Cayuga Lake 6/29, 7/1 + Seneca Lake 6/30


Both Cayuga and Seneca Lakes currently have some algae/weed issues going on. Seneca Lake is full of milfoil parts. There’s also a green, “particulate” sort of bloom going on near its bottom – it’s very visible from shore in shallow water. Whether this is affecting the fishing is unknown. Cayuga has a murky look to it despite no significant rainfall in weeks. I’m sure it relates to the hot weather.

Both lakes are loaded with baitfish. Absolutely loaded! Despite the “temperamental” fishing of the last couple seasons on Seneca, I expect this lake to offer some great fishing for a lot of different species in the near future. How can it not? The bait is there!

Cayuga Lake 6/29 AM Long Point: Guided Eric with a couple residents of a place he works for – Alan and Jim. We started things off with a bang with both Al and Jim hooking and landing nice lakers. A few more fish were caught to round off the morning and the guys also finished the AM with another 2 fish. Fun day and the guys were thrilled that they’d caught some big trout.

Seneca Lake out of Watkins Glen 6/30: Guided longtime client and all around excellent angler Tony for a full day. He wanted to try the pike fishing on Seneca. I told him the deal – it shines from late-September into mid-March (when the season closes) and again in May and into early-June, then it gets tougher. We decided to give it a shot anyways, plus I brought backup gear for trout/salmon and bass.

We were amazed as usual at the amount of beautiful pike cover and the lack of fish that inhabited it. There’s just too much deep weedgrowth on Seneca without a commensurate number of northerns. Add in warmer water and millions of alewives and the bite can be tricky. Tony did have a nice pike follow in his spoon. On the next cast the pike crushed it but it got off. We saw one other northern. Both fish appeared healthy. The sunny day could’ve also been a factor. My feeling is that pike fishing would currently be better on Conesus and Owasco Lakes.

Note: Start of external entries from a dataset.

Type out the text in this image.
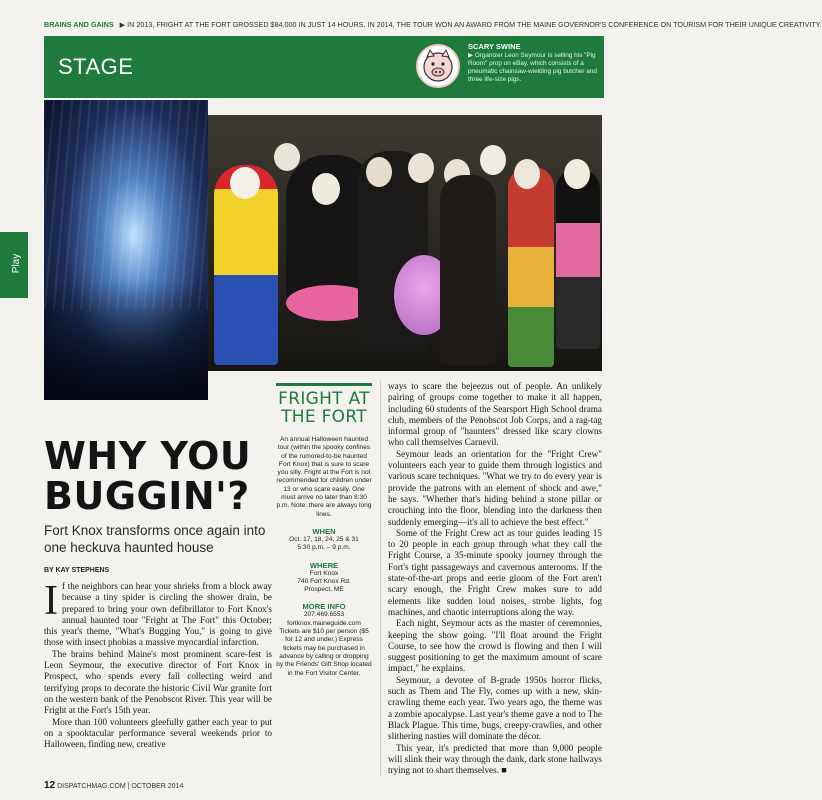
BRAINS AND GAINS ▶ IN 2013, FRIGHT AT THE FORT GROSSED $84,000 IN JUST 14 HOURS. IN 2014, THE TOUR WON AN AWARD FROM THE MAINE GOVERNOR'S CONFERENCE ON TOURISM FOR THEIR UNIQUE CREATIVITY.
STAGE
SCARY SWINE
▶ Organizer Leon Seymour is selling his "Pig Room" prop on eBay, which consists of a pneumatic chainsaw-wielding pig butcher and three life-size pigs.
Play
WHY YOU
BUGGIN'?
Fort Knox transforms once again into one heckuva haunted house
BY KAY STEPHENS

If the neighbors can hear your shrieks from a block away because a tiny spider is circling the shower drain, be prepared to bring your own defibrillator to Fort Knox's annual haunted tour "Fright at The Fort" this October; this year's theme, "What's Bugging You," is going to give those with insect phobias a massive myocardial infarction.

The brains behind Maine's most prominent scare-fest is Leon Seymour, the executive director of Fort Knox in Prospect, who spends every fall collecting weird and terrifying props to decorate the historic Civil War granite fort on the western bank of the Penobscot River. This year will be Fright at the Fort's 15th year.

More than 100 volunteers gleefully gather each year to put on a spooktacular performance several weekends prior to Halloween, finding new, creative

FRIGHT AT
THE FORT
An annual Halloween haunted tour (within the spooky confines of the rumored-to-be haunted Fort Knox) that is sure to scare you silly. Fright at the Fort is not recommended for children under 13 or who scare easily. One must arrive no later than 8:30 p.m. Note: there are always long lines.
WHEN
Oct. 17, 18, 24, 25 & 31
5:30 p.m. – 9 p.m.
WHERE
Fort Knox
740 Fort Knox Rd.
Prospect, ME
MORE INFO
207.469.6553
fortknox.maineguide.com
Tickets are $10 per person ($5 for 12 and under.) Express tickets may be purchased in advance by calling or dropping by the Friends' Gift Shop located in the Fort Visitor Center.

ways to scare the bejeezus out of people. An unlikely pairing of groups come together to make it all happen, including 60 students of the Searsport High School drama club, members of the Penobscot Job Corps, and a rag-tag informal group of "haunters" dressed like scary clowns who call themselves Carnevil.

Seymour leads an orientation for the "Fright Crew" volunteers each year to guide them through logistics and various scare techniques. "What we try to do every year is provide the patrons with an element of shock and awe," he says. "Whether that's hiding behind a stone pillar or crouching into the floor, blending into the darkness then suddenly emerging—it's all to achieve the best effect."

Some of the Fright Crew act as tour guides leading 15 to 20 people in each group through what they call the Fright Course, a 35-minute spooky journey through the Fort's tight passageways and cavernous anterooms. If the state-of-the-art props and eerie gloom of the Fort aren't scary enough, the Fright Crew makes sure to add elements like sudden loud noises, strobe lights, fog machines, and chaotic interruptions along the way.

Each night, Seymour acts as the master of ceremonies, keeping the show going. "I'll float around the Fright Course, to see how the crowd is flowing and then I will suggest positioning to get the maximum amount of scare impact," he explains.

Seymour, a devotee of B-grade 1950s horror flicks, such as Them and The Fly, comes up with a new, skin-crawling theme each year. Two years ago, the theme was a zombie apocalypse. Last year's theme gave a nod to The Black Plague. This time, bugs, creepy-crawlies, and other slithering nasties will dominate the décor.

This year, it's predicted that more than 9,000 people will slink their way through the dank, dark stone hallways trying not to shart themselves. ■

12 DISPATCHMAG.COM | OCTOBER 2014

A little dropshotting produced a few undersized smallmouth bass. We were encouraged to see large numbers of small perch in one area. Tony had a nice 4lb+ rainbow trout follow in his Rapala Deep Shadow Rap as well.

Lake trout jigging was promising. After landing a 22″ fish with a large lamprey attached, Tony hooked a “better fish” – the 33″ laker was clean, in good condition and gorgeous with dark coloration and the sheer beauty of a wild fish. Later on a dink salmon followed in Tony’s jig.

We saw plenty of bait just about everywhere we went. I haven’t been up to Geneva in a while, but I’d expect good to very good laker action up there. This is usually a great time to be on the north end of Seneca Lake trout fishing.

Cayuga Lake 7/1: On Day 2 with Tony we went out of Taughannock Park. Laker numbers are very good north of AES although I still feel most migratory fish are further up the lake. But the numbers around AES are very fishable. Tony landed 5 nice fish and also had a lot of short hits. The bite was stubborn.

I am not currently guiding for smallmouth bass on Cayuga Lake as a regular routine. Do not be fooled by the pros landing decent numbers of brown fish on Cayuga! They were bed fishing. Number of smallies on Cayuga remain low. We tried a few different areas without luck. Had the pros dealt with the current plankton bloom on Cayuga Lake, sight fishing would’ve been very difficult. Tony landed a few perch but that was it. We got off the lake a bit early as a big line of thunderstorms approached.